I suspect I could be any civil engineer, assuming that I didn't remember the wrong order of magnitude. Decisions have to be made about how safe to make things. It is quite difficult to do that without putting a dollar figure on human life, and AFAIK it is order of magnitude 10 million.

Otherwise when do you stop bubble wrapping infrastructure?

The numbers are close enough that they probably were skimping, but we can't tell that from the outcome of 8 people dying.



You continue ignore that money was illegally taken from safety funds to pay executive bonuses.

This is not an engineering tradeoff decision. That's not even relevant, and it's weird that you would invent such a situation.


US DOT maintains a valuation of a statistical life specifically as a metric for this reason. (https://www.transportation.gov/office-policy/transportation-...)

For 2012 it was 9.1 million. So 8 people doesn't quite get us to 100 million, but it isn't far off.

Also PG&E absolutely doesn't deserve the benefit of the doubt on their safety culture.


Cars are one of the main causes of death in the US, and we just accept it. So perhaps DOT can get away with it. But we do not accept this tradeoff in, say, approval of medical devices or drugs.

I doubt Boeing is happy with the tradeoff of counting lives in millions of dollars right now.

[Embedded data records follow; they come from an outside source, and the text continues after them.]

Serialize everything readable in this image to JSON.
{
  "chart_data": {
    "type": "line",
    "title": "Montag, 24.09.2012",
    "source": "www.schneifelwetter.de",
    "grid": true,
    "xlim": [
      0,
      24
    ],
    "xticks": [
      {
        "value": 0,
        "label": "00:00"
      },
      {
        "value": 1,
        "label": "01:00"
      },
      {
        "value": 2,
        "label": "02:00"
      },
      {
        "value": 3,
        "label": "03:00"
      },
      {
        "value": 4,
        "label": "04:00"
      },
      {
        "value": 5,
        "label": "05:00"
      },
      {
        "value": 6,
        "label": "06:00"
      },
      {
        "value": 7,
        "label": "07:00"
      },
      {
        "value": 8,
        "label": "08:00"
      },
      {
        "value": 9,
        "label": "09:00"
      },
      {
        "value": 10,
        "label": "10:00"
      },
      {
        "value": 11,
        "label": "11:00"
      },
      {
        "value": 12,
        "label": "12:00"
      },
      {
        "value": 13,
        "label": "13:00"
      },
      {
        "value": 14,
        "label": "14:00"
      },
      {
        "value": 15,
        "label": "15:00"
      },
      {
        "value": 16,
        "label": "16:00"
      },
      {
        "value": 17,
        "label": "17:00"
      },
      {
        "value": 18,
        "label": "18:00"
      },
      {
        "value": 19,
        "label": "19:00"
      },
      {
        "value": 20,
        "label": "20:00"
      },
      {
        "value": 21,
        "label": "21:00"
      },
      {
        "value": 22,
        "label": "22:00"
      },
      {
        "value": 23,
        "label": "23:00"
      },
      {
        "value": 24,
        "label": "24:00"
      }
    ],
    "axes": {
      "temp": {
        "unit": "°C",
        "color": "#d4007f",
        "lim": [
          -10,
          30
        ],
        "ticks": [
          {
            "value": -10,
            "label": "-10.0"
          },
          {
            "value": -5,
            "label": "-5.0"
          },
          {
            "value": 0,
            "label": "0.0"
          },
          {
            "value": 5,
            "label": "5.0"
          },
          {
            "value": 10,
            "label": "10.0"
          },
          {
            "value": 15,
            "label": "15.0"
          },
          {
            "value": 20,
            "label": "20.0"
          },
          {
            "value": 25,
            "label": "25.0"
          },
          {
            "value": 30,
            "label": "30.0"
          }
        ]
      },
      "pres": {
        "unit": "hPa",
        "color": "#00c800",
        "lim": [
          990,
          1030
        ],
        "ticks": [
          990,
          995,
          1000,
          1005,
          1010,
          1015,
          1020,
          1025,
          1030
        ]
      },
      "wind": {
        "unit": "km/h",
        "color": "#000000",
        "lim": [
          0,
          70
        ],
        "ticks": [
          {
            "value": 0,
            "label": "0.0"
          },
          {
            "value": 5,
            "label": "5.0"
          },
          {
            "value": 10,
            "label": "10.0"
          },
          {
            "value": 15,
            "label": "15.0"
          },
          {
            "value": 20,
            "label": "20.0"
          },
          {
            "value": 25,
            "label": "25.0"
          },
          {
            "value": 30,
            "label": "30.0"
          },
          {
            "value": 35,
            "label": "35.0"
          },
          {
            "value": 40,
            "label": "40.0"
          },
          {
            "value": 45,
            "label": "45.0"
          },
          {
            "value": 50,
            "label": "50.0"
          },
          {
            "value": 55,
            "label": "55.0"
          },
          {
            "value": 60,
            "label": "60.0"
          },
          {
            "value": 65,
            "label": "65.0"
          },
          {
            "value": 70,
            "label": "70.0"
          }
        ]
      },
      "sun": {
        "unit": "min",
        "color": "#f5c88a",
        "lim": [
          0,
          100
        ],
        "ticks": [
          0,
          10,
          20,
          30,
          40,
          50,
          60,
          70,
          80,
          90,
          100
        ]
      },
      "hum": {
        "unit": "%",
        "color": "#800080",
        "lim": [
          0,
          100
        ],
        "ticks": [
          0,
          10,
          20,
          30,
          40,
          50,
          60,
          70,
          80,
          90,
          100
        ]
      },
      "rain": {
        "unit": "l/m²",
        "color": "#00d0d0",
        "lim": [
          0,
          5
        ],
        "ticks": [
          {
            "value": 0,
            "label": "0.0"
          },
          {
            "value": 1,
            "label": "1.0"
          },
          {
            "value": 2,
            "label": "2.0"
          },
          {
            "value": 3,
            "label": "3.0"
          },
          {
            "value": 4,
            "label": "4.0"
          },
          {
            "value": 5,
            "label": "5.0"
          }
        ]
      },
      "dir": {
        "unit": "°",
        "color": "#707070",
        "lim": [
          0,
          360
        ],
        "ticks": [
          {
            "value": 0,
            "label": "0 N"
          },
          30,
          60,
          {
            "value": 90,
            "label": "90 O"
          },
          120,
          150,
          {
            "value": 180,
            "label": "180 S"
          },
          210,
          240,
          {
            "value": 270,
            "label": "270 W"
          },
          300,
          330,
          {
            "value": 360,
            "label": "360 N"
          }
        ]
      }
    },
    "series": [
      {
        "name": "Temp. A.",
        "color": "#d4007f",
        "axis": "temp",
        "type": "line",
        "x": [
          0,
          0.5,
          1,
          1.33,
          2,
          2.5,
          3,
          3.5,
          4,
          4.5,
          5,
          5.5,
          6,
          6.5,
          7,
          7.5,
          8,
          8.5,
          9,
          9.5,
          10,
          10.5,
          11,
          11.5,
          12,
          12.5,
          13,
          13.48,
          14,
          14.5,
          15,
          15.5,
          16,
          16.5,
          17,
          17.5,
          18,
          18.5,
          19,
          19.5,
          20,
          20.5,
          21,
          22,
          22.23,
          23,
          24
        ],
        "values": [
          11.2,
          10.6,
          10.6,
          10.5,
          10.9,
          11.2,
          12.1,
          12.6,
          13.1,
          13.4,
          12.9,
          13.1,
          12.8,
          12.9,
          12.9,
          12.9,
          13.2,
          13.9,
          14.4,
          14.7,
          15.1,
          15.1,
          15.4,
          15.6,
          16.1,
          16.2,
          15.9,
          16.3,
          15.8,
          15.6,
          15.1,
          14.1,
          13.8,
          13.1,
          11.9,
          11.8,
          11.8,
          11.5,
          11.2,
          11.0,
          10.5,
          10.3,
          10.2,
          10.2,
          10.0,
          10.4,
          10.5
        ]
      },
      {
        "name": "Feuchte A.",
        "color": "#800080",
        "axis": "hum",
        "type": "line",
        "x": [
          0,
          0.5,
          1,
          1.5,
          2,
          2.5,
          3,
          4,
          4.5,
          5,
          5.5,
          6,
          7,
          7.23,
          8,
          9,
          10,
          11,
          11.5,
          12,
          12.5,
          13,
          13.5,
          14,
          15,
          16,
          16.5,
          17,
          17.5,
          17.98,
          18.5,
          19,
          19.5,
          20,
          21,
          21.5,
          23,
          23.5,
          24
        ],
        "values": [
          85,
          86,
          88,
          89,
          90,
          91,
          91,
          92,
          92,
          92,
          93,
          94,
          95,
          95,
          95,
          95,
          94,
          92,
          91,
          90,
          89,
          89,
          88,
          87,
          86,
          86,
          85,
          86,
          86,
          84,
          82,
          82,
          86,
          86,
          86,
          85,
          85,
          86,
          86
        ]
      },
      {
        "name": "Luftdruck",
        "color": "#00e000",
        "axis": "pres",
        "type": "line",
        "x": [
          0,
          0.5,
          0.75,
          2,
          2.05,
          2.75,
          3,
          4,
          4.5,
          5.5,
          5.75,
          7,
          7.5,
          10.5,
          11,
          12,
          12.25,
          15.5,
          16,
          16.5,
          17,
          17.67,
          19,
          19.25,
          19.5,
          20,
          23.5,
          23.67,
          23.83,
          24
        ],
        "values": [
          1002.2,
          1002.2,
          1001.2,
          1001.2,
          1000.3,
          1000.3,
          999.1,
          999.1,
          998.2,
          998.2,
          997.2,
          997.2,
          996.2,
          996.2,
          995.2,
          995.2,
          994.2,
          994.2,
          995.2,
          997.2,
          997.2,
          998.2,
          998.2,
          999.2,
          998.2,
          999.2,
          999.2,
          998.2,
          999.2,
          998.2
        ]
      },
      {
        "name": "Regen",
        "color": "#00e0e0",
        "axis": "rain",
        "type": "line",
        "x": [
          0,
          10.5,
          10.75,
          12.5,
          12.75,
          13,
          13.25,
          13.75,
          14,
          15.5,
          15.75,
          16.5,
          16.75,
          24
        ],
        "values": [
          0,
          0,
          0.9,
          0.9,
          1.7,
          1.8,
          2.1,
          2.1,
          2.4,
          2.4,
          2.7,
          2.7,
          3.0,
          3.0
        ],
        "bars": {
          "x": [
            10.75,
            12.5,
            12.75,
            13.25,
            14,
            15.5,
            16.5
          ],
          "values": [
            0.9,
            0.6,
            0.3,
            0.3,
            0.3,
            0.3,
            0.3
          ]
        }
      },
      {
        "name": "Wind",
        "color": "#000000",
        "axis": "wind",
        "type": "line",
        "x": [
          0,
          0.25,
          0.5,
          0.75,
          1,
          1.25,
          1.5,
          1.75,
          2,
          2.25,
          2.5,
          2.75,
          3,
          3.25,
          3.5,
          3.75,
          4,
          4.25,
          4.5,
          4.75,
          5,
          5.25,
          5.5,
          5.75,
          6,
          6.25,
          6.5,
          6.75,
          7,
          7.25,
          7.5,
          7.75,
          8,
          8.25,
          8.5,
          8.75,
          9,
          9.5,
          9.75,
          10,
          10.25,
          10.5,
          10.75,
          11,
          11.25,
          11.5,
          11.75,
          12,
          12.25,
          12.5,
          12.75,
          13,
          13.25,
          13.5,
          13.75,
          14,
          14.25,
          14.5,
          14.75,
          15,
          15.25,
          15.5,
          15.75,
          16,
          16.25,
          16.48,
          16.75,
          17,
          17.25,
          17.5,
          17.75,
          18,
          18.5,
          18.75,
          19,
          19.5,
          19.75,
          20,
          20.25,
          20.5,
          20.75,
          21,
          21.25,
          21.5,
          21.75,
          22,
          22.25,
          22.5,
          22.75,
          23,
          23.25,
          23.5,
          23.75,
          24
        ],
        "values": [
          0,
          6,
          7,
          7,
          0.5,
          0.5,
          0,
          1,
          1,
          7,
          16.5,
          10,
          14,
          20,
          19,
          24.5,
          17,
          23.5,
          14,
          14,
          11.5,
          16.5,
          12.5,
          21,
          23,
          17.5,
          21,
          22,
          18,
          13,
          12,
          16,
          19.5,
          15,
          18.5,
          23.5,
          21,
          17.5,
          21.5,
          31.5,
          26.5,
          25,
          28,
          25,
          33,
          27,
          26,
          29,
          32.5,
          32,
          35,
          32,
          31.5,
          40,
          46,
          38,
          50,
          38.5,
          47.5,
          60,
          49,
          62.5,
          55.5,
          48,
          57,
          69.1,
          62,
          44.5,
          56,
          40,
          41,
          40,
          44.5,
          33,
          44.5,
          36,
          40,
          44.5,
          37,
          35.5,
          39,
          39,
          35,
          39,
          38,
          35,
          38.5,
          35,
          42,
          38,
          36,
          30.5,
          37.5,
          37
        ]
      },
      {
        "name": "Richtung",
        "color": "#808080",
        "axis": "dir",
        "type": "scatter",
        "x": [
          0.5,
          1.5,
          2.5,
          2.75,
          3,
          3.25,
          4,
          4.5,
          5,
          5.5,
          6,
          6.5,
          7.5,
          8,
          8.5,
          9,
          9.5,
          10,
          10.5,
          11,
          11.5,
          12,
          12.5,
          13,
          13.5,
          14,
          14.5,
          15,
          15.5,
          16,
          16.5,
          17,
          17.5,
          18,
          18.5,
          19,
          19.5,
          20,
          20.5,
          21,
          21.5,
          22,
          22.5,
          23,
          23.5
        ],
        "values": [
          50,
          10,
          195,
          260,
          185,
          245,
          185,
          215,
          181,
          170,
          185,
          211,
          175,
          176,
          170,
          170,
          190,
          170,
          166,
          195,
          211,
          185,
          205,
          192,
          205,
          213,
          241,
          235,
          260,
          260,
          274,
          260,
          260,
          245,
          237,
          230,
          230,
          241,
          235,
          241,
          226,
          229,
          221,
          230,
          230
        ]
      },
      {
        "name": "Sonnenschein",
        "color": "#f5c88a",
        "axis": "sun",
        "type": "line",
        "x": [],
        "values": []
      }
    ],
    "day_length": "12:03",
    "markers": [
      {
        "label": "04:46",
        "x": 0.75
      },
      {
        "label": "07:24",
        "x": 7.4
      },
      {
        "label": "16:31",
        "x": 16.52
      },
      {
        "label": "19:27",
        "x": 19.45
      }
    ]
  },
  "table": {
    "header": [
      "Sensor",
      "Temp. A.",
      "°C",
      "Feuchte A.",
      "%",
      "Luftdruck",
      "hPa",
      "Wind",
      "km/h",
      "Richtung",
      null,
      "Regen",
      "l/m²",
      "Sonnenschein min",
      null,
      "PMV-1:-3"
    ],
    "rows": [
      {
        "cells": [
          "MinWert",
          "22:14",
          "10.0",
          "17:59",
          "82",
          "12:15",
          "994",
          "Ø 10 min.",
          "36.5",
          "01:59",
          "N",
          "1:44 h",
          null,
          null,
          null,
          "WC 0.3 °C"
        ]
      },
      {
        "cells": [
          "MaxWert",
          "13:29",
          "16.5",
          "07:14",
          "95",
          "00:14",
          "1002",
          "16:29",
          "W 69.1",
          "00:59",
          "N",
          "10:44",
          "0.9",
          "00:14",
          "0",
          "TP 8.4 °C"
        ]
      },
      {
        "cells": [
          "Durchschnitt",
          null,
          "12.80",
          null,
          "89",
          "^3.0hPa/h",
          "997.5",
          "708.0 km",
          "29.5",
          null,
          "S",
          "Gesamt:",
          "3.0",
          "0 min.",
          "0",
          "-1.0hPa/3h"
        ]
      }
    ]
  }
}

> But we do not accept this tradeoff in, say, approval of medical devices or drugs.

It is applied in hospital care though, they have the same problem that they also have to cap spending somewhere. A bunch of people could technically survive but die because they can't afford care. Since care is rationed by more direct economics than design that means it would be capping out at figures far lower than 10 million/person in practice.

> I doubt Boeing is happy with the tradeoff of counting lives in millions of dollars right now.

The public reaction to Boeing is a bit hypocritical though, because of the road transport example. No-one would bat an eye at a delivery driver on a motorcycle but that seems to be a comparable level of risk to these Boeing planes. Consistent standards should be applied between different modes of transport.


When the wheel falls off of the motorbike, it has pretty limited crash damage compared to a plane.


Don't forget that incident also leveled 35+ houses; damaged more, and injured 58 people, some badly.